Pourtant, malgré cette histoire millénaire, Sa Sainteté le Pape François que je viens d’avoir l’honneur et le plaisir de rencontrer en audience ce matin même a un jour qualifié la France, je le cite, « d e fille aînée de l’Eglise mais pas toujours fidèle… ».
Si la rupture des relations diplomatiques intervenue en 1904 entre la France et le Saint-Siège a marqué autant l’Histoire que les esprits, elle ne résume pas, à elle seule la longue suite des turbulences de cette fille aînée.
Car, et ce n’est pas le moindre des paradoxes qui marque l’histoire des relations entre la France et le Saint-Siège, si la Chrétienté a contribué à la naissance de la Nation, celle-ci s’est aussi construite, dès le début du XIVème siècle, contre l’autorité pontificale et ses ambitions de souveraineté universelle.
La première fois que le Peuple Français a été consulté en tant que corps politique constitué, c’est à l’occasion des Etats Généraux de 1302 réunis par le Roi Philippe Le Bel dans la cathédrale Notre-Dame de Paris. Il s’agissait, alors, pour le Roi de France de s’opposer directement au Pape qui venait de décréter la supériorité de son pouvoir spirituel sur tout pouvoir temporel quel qu’il fut.
Or le roi tenait à s’assurer, en son Royaume, de l’obéissance du Clergé et du droit de prélever l’impôt sur les biens de l’Eglise.
Chacun sait ce que le conflit s’envenima, on connaît l’épisode de la gifle d’Anagni, la mort de Boniface VIII et l’assignation à résidence pour près d’un siècle de la papauté en Avignon sous l’étroite surveillance des rois de France.

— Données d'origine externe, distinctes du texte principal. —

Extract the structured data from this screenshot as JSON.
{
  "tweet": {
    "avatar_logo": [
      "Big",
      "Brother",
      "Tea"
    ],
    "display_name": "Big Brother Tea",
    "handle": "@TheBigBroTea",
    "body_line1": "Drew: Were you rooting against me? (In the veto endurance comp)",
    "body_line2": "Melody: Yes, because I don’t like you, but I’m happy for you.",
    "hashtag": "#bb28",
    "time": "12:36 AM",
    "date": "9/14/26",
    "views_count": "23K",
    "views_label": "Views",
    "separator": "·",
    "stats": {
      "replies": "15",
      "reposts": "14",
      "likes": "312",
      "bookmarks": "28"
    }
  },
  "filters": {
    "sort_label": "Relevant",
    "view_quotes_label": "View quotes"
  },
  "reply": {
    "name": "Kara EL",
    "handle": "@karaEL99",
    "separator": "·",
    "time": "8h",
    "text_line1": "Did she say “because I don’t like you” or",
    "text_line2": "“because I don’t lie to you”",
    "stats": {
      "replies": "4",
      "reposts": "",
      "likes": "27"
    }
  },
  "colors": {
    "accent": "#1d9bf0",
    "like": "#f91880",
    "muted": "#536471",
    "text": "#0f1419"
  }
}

Le gallicanisme était né.
Cinq siècles plus tard, les papes Pie VI et Pie VII seront à nouveau les hôtes bien involontaires de la France révolutionnaire.

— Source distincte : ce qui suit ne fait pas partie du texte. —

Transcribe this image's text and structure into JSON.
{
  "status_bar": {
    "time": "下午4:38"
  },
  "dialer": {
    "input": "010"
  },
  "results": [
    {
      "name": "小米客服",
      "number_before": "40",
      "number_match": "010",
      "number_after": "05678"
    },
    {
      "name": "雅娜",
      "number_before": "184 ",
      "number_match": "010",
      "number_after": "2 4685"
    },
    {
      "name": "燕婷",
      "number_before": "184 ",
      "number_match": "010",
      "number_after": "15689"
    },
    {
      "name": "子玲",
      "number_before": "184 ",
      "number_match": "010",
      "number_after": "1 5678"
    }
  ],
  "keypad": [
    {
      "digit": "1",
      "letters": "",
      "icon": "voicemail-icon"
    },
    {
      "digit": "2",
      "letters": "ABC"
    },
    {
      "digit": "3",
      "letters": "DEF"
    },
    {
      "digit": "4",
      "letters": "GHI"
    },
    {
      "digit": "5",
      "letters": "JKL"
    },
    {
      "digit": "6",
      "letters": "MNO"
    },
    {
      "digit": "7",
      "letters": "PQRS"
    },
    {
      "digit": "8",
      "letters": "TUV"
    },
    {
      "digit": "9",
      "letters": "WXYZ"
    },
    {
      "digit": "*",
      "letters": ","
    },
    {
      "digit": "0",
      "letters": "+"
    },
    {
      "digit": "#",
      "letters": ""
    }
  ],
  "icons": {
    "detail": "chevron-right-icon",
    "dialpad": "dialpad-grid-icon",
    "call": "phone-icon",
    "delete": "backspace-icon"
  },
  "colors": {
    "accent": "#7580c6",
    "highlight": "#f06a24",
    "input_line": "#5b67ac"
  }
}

C’est pour rétablir des liens pacifiés, entre la France issue de la Révolution et la papauté, que Bonaparte et le pape Pie VII négocièrent le Concordat de 1801. Il s’agissait, pour le Premier Consul, d’assurer la paix religieuse après dix ans de guerres civiles en Vendée et pour le Pape d’obtenir pour les catholiques Français la liberté et la publicité du culte.

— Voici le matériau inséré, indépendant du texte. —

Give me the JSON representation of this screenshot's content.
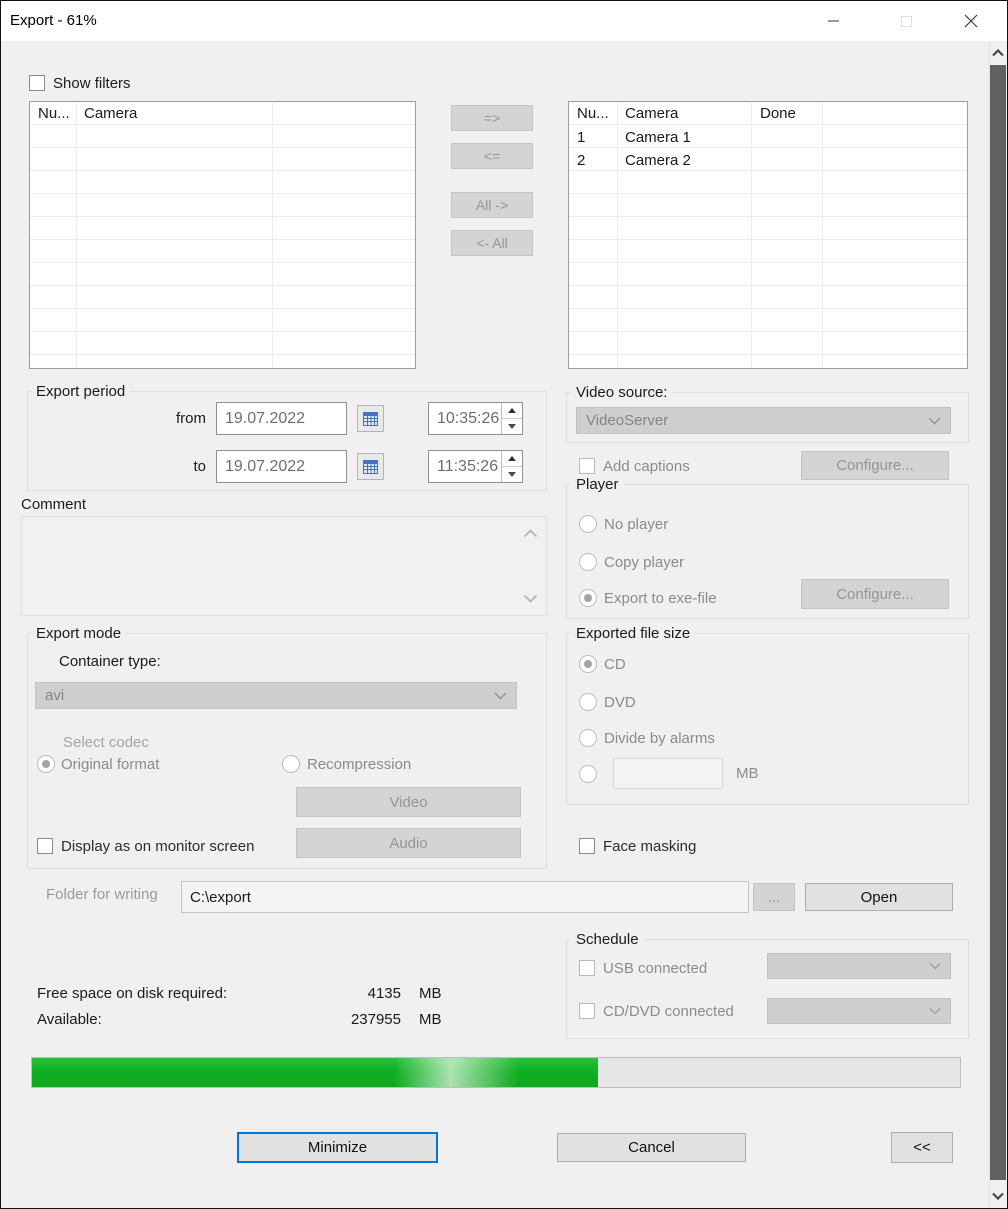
{
  "window": {
    "title": "Export - 61%"
  },
  "filters": {
    "label": "Show filters"
  },
  "source_table": {
    "columns": [
      "Nu...",
      "Camera"
    ]
  },
  "transfer": {
    "to_right": "=>",
    "to_left": "<=",
    "all_right": "All ->",
    "all_left": "<- All"
  },
  "dest_table": {
    "columns": [
      "Nu...",
      "Camera",
      "Done"
    ],
    "rows": [
      [
        "1",
        "Camera 1",
        ""
      ],
      [
        "2",
        "Camera 2",
        ""
      ]
    ]
  },
  "export_period": {
    "title": "Export period",
    "from_label": "from",
    "to_label": "to",
    "from_date": "19.07.2022",
    "from_time": "10:35:26",
    "to_date": "19.07.2022",
    "to_time": "11:35:26"
  },
  "video_source": {
    "title": "Video source:",
    "selected": "VideoServer"
  },
  "captions": {
    "label": "Add captions",
    "configure_label": "Configure..."
  },
  "player": {
    "title": "Player",
    "no_player": "No player",
    "copy_player": "Copy player",
    "export_exe": "Export to exe-file",
    "selected": "Export to exe-file",
    "configure_label": "Configure..."
  },
  "comment": {
    "title": "Comment",
    "value": ""
  },
  "export_mode": {
    "title": "Export mode",
    "container_type_label": "Container type:",
    "container_type": "avi",
    "select_codec_label": "Select codec",
    "original_format": "Original format",
    "recompression": "Recompression",
    "selected_codec": "Original format",
    "video_button": "Video",
    "audio_button": "Audio",
    "display_checkbox": "Display as on monitor screen"
  },
  "file_size": {
    "title": "Exported file size",
    "cd": "CD",
    "dvd": "DVD",
    "divide": "Divide by alarms",
    "custom_value": "",
    "unit": "MB",
    "selected": "CD"
  },
  "face_masking": {
    "label": "Face masking"
  },
  "folder": {
    "label": "Folder for writing",
    "value": "C:\\export",
    "browse_label": "...",
    "open_label": "Open"
  },
  "disk": {
    "required_label": "Free space on disk required:",
    "required_value": "4135",
    "required_unit": "MB",
    "available_label": "Available:",
    "available_value": "237955",
    "available_unit": "MB"
  },
  "schedule": {
    "title": "Schedule",
    "usb": "USB connected",
    "cddvd": "CD/DVD connected"
  },
  "progress": {
    "percent": 61
  },
  "actions": {
    "minimize": "Minimize",
    "cancel": "Cancel",
    "collapse": "<<"
  }
}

On peut ici saluer l’intelligence politique et la hauteur de vue du Souverain Pontife, qui renonça à conditionner la négociation de ce nouveau Concordat à une réparation des torts matériels infligés à l’Eglise par la Révolution. Seule comptait à ses yeux la reconnaissance d’un droit à une complète liberté de religion. Droit qui devait être reconnu, protégé et garanti par l’autorité de l’Etat.
Il ne m’appartient pas, dans le cadre de la commémoration d’aujourd’hui, de revenir en détail sur les raisons qui conduisirent à la rupture des relations diplomatiques entre la France et le Saint-Siège. Elles sont multiples et ne tiennent pas uniquement à la Loi de séparation car certaines lui sont même antérieures. C’est l’interdiction de l’enseignement aux congrégations religieuses et la visite du Président Emile Loubet au roi d’Italie Victor-Emmanuel III, vécue comme une humiliation par le Pape Pie X, qui précipitèrent la fin d’un Concordat devenu caduc ipso-facto . Il convient d’ailleurs de noter que si, en 1904, la République rappela son ambassadeur, le Saint-Siège, lui, maintint une représentation diplomatique, même discrète, à Paris.
Cette rupture a sans doute été vécue comme un traumatisme par le Saint-Siège alors même que, quelques années plus tôt, le pape Léon XIII avait autorisé les catholiques Français à rallier la République par la publication de l’encyclique « Au milieu des sollicitudes » du 16 février 1892. Le Saint-Siège se refusait, ainsi, comme il le fera avec la condamnation de l’Action Française en 1926, à entretenir même indirectement en France des ferments de haine et de division.
Avec un siècle de recul, alors que notre pays est victime d’une haine terroriste qui prend une Religion pour prétexte, la profonde sagesse des Papes Léon XIII et Pie XI est une leçon adressée à tous ceux qui pensent que croire en la transcendance divine autorise à s’affranchir de tous les droits humains.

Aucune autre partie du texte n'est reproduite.